Yesterdays' Juneteenth was the best Freedom Holiday I've ever experienced. I've celebrated Juneteenth before and The Fourth of July, of course. But, something about yesterday hit different. Something about the rest of the world being more aware than ever of all the reasons we have to celebrate. Something about our ancestral lines connecting me to every brother and sister I passed filled me up to the brim
I remember in my younger days coming home crying because of my name. I remember being called out for the roughness of my hands. I remember the jokes around my 4c hair. I remember getting made fun of all the time for the darkness of my skin. When I was celebrated for my beauty it came in the form of: "You're cute for a dark skin girl" or "You'd be cute if you were light skin". I remember my dad coaching me on the rebuttal trying to teach me the strength that I know now
"The blacker the berry, the sweeter the juice" .

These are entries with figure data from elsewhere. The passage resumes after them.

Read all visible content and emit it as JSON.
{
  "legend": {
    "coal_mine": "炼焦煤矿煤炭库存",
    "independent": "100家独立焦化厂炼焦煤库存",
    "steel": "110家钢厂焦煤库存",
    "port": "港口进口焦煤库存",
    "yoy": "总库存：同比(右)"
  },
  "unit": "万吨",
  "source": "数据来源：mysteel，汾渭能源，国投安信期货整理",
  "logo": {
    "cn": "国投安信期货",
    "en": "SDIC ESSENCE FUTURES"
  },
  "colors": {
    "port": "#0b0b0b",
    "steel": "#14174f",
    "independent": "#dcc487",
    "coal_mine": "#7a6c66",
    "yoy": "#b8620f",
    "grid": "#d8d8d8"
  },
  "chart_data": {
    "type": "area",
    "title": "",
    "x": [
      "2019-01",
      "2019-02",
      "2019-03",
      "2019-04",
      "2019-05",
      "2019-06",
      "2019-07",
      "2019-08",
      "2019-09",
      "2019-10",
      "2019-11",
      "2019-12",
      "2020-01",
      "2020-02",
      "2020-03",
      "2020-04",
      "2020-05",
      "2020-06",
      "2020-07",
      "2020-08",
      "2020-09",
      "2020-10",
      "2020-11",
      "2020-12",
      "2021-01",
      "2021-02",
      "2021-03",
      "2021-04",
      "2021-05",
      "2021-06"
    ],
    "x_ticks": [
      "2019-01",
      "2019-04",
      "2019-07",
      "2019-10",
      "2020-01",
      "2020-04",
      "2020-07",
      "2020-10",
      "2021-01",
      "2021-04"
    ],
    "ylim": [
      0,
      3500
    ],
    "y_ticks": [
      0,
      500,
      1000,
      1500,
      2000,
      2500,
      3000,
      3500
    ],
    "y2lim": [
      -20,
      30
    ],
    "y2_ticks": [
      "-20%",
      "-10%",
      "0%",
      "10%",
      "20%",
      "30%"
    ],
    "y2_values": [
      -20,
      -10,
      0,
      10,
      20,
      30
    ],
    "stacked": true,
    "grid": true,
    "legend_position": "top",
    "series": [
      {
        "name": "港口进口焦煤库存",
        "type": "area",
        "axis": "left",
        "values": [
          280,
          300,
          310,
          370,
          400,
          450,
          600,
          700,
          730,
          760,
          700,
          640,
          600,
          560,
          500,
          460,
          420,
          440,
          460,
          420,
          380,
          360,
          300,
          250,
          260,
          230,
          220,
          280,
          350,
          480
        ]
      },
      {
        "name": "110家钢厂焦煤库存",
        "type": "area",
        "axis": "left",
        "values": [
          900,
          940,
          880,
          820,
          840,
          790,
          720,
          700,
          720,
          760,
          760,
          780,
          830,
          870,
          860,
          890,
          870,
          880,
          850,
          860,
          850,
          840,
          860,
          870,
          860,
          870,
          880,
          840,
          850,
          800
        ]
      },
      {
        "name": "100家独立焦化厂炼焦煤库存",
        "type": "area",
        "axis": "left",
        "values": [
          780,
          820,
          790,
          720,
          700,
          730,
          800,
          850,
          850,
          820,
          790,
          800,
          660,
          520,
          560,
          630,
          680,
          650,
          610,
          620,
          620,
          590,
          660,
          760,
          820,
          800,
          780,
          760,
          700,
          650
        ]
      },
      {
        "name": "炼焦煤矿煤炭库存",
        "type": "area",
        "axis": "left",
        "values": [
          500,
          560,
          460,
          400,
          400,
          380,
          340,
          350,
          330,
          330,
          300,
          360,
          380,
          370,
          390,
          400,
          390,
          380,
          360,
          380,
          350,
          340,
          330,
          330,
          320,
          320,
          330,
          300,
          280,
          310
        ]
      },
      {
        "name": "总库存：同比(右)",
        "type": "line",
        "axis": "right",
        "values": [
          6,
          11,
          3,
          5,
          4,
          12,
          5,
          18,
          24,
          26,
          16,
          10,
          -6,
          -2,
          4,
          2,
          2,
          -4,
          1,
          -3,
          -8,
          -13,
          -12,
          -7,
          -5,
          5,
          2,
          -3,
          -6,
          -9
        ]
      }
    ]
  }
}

Yesterday, as I walked the streets bumping Tupacs album "Strictly for my Niggaz" on recommendation from my dad, I realized something. I am not even the berry. I'm the whole goddamn tree. I am the fruit that will nourish the earth in a way it's never experienced before. I possess limbs strong enough to carry the weight of all those who came before. My skin reflects the darkness my ancestors journeyed through in their quest to find freedom. My calloused hands were gifted as a reminder of the work my ancestors put in to build this Nation. I am Goddess personified.
I am so proud to be Black.
I am so proud to be vocal about my stance on the movement.
I am proud to be gifted the responsibility of fulfilling my ancestral legacy.
I am proud to be me, Billie Krishawn.